В ту зиму, когда я последний раз видел бабушку, ещё нетронутыми лежали к болоту и до железной дороги все нижние улицы, ещё не убита была деревенская простота. И когда матушка уезжала, тоже ещё не истратилось наше привычное кривощёковское обличье. Странная висела ночь над родным пепелищем. Не ёрзали вниз к станции трамваи, дальние поезда не постукивали на высокой насыпи, улица Станиславского вымерла, все спят забытые мною на столько лет, все у себя дома, а я в том углу, где бегал мальчиком и гулял на каникулах с товарищами, ступаю гостем. Вот уже показались трубы у Банниковых и напротив у Шальневых, за шальневской крышей чуть поднимается наша. Но там нас с матерью нет, и идти мне некуда, потому что на улице Озёрной нет ни Банниковых, ни Шальневых, ни дальше Малетиных, Поступинских, Минтюковых, Бутюгиных, Заварзиных. И вот наши окна: одно на улицу и два во двор. Но и на улицу теперь два окна; уже после моего отъезда матушка продала половину, в которой я вырос, купила через три дома целый, с большим огородом, туда я и приезжал на каникулы, и из дома этого она отправилась ко мне на юг навсегда. Как мне поверить теперь в то, что я когда-то жил на улице Озёрной в доме поблизости с трамвайной линией? Чует ли мать, что я в три часа ночи подошёл к воротам как блудный сын и выкликаю сам себя и всё-всё, что было здесь? Только звёзды нежалостливо мерцали надо мной. Они так же всходили при отце и в том октябре, когда принесли похоронку и когда я вскакивал и выбегал во двор последний раз, и так же отрешённо взошли они над нашим огородом, осиротевшим без хозяйки и уже спавшей вдали в вагоне поезда дальнего следования…
Вот, мам, я стою у нашего дома без тебя. Почему ты прошлый раз прошла мимо и не попросилась пустить во двор? Не хотела расстраиваться?

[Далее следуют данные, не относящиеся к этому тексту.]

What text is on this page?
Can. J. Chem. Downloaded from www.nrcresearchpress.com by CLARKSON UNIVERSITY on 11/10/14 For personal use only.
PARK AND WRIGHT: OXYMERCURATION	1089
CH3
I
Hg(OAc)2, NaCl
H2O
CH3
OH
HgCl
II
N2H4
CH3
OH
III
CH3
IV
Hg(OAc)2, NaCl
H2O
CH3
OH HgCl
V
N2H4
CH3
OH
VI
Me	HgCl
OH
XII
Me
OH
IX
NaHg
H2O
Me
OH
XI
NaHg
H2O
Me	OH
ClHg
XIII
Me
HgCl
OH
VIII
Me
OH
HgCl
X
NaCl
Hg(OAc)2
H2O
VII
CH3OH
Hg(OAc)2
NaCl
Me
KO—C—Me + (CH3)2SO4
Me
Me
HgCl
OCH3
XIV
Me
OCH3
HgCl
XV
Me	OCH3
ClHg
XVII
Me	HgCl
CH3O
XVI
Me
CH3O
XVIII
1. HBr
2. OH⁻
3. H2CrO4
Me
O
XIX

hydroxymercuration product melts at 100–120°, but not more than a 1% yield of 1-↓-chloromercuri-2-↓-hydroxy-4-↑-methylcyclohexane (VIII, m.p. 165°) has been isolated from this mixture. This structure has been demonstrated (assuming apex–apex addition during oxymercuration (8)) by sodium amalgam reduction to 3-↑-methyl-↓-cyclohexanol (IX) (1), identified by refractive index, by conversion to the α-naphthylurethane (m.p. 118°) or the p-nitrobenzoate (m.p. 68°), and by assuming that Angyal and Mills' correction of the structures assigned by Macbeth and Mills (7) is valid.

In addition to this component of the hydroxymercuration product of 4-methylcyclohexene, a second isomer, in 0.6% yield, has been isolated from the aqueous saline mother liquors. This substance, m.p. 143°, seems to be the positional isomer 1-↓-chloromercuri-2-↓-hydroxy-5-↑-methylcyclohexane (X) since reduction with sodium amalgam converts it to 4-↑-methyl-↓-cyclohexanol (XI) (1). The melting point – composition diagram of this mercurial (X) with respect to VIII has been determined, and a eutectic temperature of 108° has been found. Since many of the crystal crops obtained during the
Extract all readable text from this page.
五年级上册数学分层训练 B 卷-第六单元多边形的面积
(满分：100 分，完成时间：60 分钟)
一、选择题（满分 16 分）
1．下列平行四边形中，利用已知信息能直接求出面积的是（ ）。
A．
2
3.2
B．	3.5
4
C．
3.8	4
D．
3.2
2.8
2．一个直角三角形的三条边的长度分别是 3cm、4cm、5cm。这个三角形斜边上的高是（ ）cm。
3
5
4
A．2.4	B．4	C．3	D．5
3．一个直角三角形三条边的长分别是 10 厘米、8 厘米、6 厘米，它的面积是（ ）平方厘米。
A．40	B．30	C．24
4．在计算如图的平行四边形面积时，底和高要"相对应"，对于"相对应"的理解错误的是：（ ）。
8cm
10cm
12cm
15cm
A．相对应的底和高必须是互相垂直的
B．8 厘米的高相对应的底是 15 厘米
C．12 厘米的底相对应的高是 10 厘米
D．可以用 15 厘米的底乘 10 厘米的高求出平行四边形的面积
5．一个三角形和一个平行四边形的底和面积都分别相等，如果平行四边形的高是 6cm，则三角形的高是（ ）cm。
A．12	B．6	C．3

В самом деле, почему мы не зашли тогда и в другой дом, не поглядели, как это бывает, со вздохом на свои углы и тотчас не вспомнили всю жизнь разом? Три часа утра, все спят, ни одна собака не залаяла на меня. На минуту забываюсь, и мне кажется, в знакомых избах спят так же, как в мои юные годы, Банниковы, Шальневы, Шишкины, Поступинские, а за нашими окнами спим мы с тобой: я напротив печки, у входа, а ты на своей постели в комнатке другой, с окном на улицу. Где я? куда делся? чего так легко простился в двадцать лет с родным крыльцом? Я даже не знаю, кто там топчется теперь в наших комнатах и цела ли моя любимая печка? Но я-то так и останусь до конца своих дней на покосившемся крыльце и возле зеркала и портрета отца на стене. И всё повторяю, когда задумываюсь о расставании: уезжал – тебе было сорок три года, крёстной моей в Топках – тридцать шесть, а бабушке Анастасии меньше, чем сейчас мне. Никто из озёрских и представить не мог, что скрывшийся вдалеке Танин сын появится в Кривощёкове на десять-двенадцать дней, пройдёт ночью по улице и всех вспомнит, всех пожалеет. Долго озёрские спрашивали у Шальневых, получавших письма из Пересыпи: «Что пишет Таня? Жива-здорова?» А потом уже некому стало передавать новость, что Татьяна Андреевна умерла на восемьдесят седьмом году и похоронена в Тамани, – всех уже отнесли на Клещиху, одна Фаина Ивановна (помоложе меня) проходит каждый божий день мимо застарелых дворов. Постучать по-старозаветному не к кому. Ровесники мои где-то в казённых домах.
Мы были с тобой на улице Озёрной перед ельцинским переворотом. Ещё дёшево было летать через всю страну. На каждом шагу говорю с тобой, матушка моя, и вижу, как ты лежишь далеко-далеко от нашего двора, перед которым странно стою я в печали, покоишься у белого казачьего забора в Тамани. Почему я не спрашивал тебя о чём-нибудь, когда ходили мы с тобой туда-назад неразлучные? Там, где ты будила меня и провожала в школу, доила корову, выкладывала назьмом огуречные грядки, где принимала бабушку, крёстного, бутурлиновских раскулаченных хохлов, где плакала осенью 43-го года по убитому под Запорожьем отцу, где я рос и рос, причитаниями полна моя душа в эту августовскую ночь… Ты, наверное, там, в таманской земле, горюешь и словно жалуешься сестричке своей: что ж лежат мои косточки далеко от родных?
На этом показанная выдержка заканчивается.